Może i tak, ale... to była jeno ścigałka bezcelowa. A w MW, przynajmniej mieliśmy postawione cele do wykonania.
Jak bezcelowa? Zarabiałeś kasę, kupowałeś nowe fury, tuningowałeś, odsłaniałeś nowe dzielnice w mieście, no i oczywiście wygrywałeś wyścigi co jest głównym celem tego typu gier.
A to mój prywatny ranking NFSów:
1. Need For Speed: Porsche (Unleashed czy 2000, spotkałem się z różnymi nazwami) do tej pory gram z przyjemnością na kierownicy
2. Need For Speed: Underground 2
3. Need For Speed: Most Wanted
Reszty części nie biorę pod uwagę bo uważam je za nieudane. Jedynie Shifta chciałbym przetestować niestety posiadam zbyt leciwego Peceta.
Zdobywało się także sponsorów i występowało się w gazetach, właśnie tego brakuje w kolejnych częściach, muzyka wspaniała, nie przepadam za rockiem, ale w U2 była super ;D
a wymysł z zamkniętymi torami to porażka, nie ma to jak wyścigi między samochodami na autostradzie, brakuje tylko policji, gdyby powstał U3 myślę, że bił by resztę na głowę
Braki w policji nadrobili w następnej części. Nawet, aż za bardzo :).
Pamiętam, że bardzo podobała mi się możliwość wyzwań (na żywo) z niektórymi samochodami jeżdżącymi po mieście.

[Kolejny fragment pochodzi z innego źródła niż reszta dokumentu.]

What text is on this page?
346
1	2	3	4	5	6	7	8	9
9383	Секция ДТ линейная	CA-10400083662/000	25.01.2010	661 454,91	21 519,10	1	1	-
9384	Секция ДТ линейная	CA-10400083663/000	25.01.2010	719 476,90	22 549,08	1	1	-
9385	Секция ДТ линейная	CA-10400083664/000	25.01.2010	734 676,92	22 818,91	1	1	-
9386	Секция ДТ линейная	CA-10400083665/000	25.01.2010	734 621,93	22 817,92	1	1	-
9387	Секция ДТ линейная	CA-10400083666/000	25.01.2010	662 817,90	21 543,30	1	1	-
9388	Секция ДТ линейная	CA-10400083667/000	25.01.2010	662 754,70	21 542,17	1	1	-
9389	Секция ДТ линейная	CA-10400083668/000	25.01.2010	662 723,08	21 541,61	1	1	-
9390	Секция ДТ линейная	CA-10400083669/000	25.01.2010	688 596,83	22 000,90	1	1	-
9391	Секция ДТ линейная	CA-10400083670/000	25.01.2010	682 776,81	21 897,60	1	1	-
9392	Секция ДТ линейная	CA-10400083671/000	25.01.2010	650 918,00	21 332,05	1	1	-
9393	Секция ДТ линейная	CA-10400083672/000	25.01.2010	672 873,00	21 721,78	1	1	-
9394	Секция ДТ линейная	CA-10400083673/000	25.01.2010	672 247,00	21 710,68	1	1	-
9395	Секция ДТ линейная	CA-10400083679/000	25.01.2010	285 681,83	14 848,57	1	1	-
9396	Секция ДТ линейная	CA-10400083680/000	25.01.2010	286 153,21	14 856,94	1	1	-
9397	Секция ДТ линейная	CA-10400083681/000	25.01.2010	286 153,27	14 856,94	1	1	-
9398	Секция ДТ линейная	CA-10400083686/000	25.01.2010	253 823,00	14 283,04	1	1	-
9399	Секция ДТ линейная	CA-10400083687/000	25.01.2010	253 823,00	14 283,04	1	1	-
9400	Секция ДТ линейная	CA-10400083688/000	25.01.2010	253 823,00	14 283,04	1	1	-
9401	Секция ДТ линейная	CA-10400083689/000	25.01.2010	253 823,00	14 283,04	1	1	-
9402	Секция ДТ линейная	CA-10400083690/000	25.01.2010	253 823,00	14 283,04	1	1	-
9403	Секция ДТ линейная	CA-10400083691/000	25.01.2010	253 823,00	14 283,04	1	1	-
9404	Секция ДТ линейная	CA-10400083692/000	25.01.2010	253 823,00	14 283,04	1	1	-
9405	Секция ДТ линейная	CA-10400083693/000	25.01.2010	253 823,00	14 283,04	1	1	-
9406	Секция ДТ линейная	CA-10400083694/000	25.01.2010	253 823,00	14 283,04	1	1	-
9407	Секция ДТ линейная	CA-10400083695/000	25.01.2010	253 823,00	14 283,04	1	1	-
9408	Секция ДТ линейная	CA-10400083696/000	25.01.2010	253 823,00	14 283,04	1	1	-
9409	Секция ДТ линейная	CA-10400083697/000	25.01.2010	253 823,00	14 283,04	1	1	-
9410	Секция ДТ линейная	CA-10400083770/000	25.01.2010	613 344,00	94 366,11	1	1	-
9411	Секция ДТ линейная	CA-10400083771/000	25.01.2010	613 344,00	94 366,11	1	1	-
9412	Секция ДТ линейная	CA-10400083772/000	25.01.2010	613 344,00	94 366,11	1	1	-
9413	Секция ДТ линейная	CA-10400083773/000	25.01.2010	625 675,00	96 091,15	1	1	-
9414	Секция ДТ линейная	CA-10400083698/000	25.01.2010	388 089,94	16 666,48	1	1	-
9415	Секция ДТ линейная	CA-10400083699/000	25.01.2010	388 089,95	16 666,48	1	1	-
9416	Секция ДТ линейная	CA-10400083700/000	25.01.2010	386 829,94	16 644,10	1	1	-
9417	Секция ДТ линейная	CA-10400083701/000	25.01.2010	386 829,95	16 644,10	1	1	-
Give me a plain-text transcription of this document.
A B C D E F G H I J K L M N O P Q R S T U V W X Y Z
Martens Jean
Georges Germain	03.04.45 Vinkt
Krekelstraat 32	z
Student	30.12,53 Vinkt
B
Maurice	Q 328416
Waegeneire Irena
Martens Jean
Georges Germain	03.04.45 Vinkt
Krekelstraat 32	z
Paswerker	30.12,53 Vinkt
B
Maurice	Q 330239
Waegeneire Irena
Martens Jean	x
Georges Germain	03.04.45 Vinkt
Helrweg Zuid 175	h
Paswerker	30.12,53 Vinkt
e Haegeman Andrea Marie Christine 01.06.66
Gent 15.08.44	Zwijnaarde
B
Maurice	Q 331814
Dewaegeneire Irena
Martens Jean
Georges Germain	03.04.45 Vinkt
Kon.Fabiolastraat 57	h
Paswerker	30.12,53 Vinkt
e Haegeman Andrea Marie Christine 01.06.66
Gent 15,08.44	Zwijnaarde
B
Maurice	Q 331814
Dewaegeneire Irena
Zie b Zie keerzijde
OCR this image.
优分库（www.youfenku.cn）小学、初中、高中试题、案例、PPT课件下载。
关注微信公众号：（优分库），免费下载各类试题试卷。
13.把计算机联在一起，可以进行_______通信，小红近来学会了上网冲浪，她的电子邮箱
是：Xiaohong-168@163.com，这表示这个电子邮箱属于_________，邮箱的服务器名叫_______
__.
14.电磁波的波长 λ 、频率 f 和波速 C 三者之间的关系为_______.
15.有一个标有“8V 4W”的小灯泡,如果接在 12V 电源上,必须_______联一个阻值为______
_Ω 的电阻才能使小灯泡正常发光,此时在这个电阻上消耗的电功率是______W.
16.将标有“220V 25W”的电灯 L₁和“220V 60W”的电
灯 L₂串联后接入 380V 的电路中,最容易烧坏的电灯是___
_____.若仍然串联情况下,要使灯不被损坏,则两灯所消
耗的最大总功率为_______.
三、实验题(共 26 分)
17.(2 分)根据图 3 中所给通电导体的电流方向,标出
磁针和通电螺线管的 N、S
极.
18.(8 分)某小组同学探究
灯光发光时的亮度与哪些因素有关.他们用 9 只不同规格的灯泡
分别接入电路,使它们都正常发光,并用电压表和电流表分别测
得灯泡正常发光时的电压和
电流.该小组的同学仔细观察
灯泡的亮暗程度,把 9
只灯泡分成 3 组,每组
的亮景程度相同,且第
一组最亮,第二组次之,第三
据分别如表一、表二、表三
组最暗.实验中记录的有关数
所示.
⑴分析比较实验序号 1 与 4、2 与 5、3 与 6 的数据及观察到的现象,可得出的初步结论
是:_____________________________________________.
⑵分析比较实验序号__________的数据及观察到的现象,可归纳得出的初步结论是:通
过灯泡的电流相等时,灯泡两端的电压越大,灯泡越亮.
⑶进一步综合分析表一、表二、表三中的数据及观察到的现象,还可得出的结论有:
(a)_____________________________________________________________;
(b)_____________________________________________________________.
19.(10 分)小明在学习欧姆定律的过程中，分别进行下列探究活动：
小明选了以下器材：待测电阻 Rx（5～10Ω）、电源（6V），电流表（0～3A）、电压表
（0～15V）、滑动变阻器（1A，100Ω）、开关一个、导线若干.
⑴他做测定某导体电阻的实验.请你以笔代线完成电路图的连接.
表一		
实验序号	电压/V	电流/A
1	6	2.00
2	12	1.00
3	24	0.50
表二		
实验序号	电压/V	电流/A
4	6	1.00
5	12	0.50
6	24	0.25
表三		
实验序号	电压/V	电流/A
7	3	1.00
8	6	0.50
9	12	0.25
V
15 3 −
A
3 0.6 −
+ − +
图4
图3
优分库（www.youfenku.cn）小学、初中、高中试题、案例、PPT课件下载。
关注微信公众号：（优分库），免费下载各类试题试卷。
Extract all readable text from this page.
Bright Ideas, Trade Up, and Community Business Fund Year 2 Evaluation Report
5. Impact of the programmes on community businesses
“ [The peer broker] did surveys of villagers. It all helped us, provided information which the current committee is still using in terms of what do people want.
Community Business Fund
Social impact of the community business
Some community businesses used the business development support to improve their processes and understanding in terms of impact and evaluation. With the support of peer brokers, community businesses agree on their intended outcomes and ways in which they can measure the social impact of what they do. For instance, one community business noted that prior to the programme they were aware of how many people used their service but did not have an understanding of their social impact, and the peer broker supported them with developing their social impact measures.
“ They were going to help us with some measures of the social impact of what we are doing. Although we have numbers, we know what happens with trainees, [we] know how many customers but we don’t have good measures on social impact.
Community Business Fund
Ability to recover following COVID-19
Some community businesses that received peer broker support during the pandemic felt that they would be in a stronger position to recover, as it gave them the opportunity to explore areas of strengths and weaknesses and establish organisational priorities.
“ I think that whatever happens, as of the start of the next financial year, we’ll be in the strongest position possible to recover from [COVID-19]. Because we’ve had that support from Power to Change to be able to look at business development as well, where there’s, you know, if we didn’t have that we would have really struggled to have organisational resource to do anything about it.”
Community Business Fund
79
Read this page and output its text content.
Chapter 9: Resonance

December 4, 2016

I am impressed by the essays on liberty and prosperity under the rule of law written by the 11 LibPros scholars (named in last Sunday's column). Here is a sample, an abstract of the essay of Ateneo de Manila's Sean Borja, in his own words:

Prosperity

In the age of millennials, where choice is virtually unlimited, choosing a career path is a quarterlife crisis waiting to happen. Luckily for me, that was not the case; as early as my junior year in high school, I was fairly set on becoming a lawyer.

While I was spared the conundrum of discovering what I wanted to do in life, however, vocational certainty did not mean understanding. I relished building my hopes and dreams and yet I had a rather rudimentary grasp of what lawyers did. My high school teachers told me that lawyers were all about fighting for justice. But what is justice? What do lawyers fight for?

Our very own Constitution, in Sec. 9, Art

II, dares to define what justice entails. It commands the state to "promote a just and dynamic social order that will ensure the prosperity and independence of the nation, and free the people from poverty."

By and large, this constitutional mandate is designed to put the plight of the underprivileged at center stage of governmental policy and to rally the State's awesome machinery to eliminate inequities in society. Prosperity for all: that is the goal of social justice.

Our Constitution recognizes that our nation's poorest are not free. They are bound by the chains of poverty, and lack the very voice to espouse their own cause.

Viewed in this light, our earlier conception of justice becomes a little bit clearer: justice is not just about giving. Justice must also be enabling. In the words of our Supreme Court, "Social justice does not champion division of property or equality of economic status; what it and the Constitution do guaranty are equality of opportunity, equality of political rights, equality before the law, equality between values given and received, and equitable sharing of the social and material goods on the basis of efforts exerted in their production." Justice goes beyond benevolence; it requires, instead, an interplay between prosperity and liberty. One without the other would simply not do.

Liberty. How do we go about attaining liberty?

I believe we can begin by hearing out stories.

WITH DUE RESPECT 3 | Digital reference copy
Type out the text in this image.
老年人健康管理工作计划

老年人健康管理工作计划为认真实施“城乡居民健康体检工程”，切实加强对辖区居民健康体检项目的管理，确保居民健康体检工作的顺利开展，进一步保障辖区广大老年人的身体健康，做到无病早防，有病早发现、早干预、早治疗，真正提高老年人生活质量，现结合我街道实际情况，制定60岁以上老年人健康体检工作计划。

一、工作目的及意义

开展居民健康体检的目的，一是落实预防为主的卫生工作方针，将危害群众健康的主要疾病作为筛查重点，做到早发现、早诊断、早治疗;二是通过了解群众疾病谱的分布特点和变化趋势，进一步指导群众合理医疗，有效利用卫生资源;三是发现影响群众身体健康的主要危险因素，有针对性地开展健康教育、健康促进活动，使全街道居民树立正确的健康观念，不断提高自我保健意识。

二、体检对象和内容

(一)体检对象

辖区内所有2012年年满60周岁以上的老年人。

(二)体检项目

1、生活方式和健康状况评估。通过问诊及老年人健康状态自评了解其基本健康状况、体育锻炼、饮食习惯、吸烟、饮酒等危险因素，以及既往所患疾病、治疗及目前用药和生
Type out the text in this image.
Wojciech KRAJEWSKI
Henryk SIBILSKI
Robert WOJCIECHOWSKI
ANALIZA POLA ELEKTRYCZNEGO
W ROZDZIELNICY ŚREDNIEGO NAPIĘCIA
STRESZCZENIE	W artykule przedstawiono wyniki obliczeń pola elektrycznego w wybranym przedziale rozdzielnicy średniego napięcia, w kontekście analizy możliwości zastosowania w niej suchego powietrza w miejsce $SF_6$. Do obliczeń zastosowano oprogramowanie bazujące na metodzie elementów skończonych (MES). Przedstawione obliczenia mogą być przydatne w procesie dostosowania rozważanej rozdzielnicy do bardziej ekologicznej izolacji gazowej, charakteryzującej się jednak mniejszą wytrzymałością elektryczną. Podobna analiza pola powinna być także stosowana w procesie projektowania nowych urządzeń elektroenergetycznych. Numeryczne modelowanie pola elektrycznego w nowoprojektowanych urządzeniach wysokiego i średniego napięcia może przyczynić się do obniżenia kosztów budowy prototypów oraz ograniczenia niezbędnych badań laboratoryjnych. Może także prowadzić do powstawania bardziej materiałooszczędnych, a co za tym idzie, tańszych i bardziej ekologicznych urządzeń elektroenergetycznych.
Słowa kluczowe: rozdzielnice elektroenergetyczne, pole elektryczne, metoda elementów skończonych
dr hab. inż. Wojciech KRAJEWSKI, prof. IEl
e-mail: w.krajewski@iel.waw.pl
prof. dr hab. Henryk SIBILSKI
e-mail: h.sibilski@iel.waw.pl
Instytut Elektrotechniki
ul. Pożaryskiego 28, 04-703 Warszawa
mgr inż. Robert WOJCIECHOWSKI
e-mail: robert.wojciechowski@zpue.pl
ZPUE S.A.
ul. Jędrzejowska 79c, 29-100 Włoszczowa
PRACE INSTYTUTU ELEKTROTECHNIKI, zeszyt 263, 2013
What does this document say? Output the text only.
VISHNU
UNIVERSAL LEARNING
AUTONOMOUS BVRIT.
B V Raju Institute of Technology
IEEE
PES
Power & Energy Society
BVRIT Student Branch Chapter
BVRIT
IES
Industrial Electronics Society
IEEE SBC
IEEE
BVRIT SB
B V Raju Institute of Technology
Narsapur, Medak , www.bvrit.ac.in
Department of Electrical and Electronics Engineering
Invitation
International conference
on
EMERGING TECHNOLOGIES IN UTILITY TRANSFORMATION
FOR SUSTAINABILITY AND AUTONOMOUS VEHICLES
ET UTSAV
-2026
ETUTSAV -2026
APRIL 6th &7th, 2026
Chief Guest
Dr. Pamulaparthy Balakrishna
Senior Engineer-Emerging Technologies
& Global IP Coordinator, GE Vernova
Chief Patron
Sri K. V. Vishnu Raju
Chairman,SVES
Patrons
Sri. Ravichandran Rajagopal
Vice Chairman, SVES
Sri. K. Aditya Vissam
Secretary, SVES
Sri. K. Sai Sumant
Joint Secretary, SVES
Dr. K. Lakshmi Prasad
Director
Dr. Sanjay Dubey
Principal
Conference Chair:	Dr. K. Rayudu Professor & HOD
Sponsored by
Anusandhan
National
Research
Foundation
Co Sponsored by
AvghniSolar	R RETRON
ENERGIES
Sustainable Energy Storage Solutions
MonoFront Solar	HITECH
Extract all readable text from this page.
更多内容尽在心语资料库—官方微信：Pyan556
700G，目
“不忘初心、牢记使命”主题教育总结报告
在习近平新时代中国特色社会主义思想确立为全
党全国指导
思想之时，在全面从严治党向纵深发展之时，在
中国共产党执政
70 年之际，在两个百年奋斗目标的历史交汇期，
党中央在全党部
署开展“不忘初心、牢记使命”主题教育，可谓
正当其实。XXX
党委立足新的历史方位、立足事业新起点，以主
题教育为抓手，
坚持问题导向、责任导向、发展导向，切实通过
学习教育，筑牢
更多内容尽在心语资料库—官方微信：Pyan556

Też to lubiłem, a co do policji w mw do potwierdzam, ścigają jak bym był co najmniej zabójcą ;D
Dzięki za cenną wskazówkę. Zmieniłem zdanie natychmiastowo, bo twój gust jest wyznacznikiem tego co najlepsze dla reszty ludzkości.
i tu sie nie zgodze. mw bylo calkiem zabawne ale po dojsciu do 3-4 miejsca w BL gra robila sie poprostu nudna. ciagle to samo tylko ze w smiesznie podniesionych wymaganiach. nigdy jej nie przeszedlem bo wymiekalem z nudow. do tego nie porownywalna muzyka. porownywalny tuning, i prawde mowiac nfs bez policji jest jakis taki ... lepszy. gralem w prawie kazda czesc i nawet prostreeta jakos łyknąłem ale nfsu2 nie ma sobie równych w serii. dla mnie to punkt szczytowy, po niej zaczynaja juz cudować zeby wytrzepac jeszcze troche kasy
Potwierdzam, niesamowity klimat, świetna muzyka, uwielbiam. Most Wanted też spoko.
Zgadzam się zdecydowanie najlepszy NFS w jakiego miałam przyjemność grać. Sentyment pozostał i czasem do niego wracam. A SHIFT też jest całkiem niezły :)
Dla mnie drugie miejsce w rankingu NfS (zaraz po Most Wanted). Fajne jest tutaj to, że możemy sobie robić zdjęcia na okładki gazet, fajne też jest to że możemy z niektórymi kierowcami się ścigać kiedy chcemy. Dałbym 10/10, ale daję 9/10 za brak policji.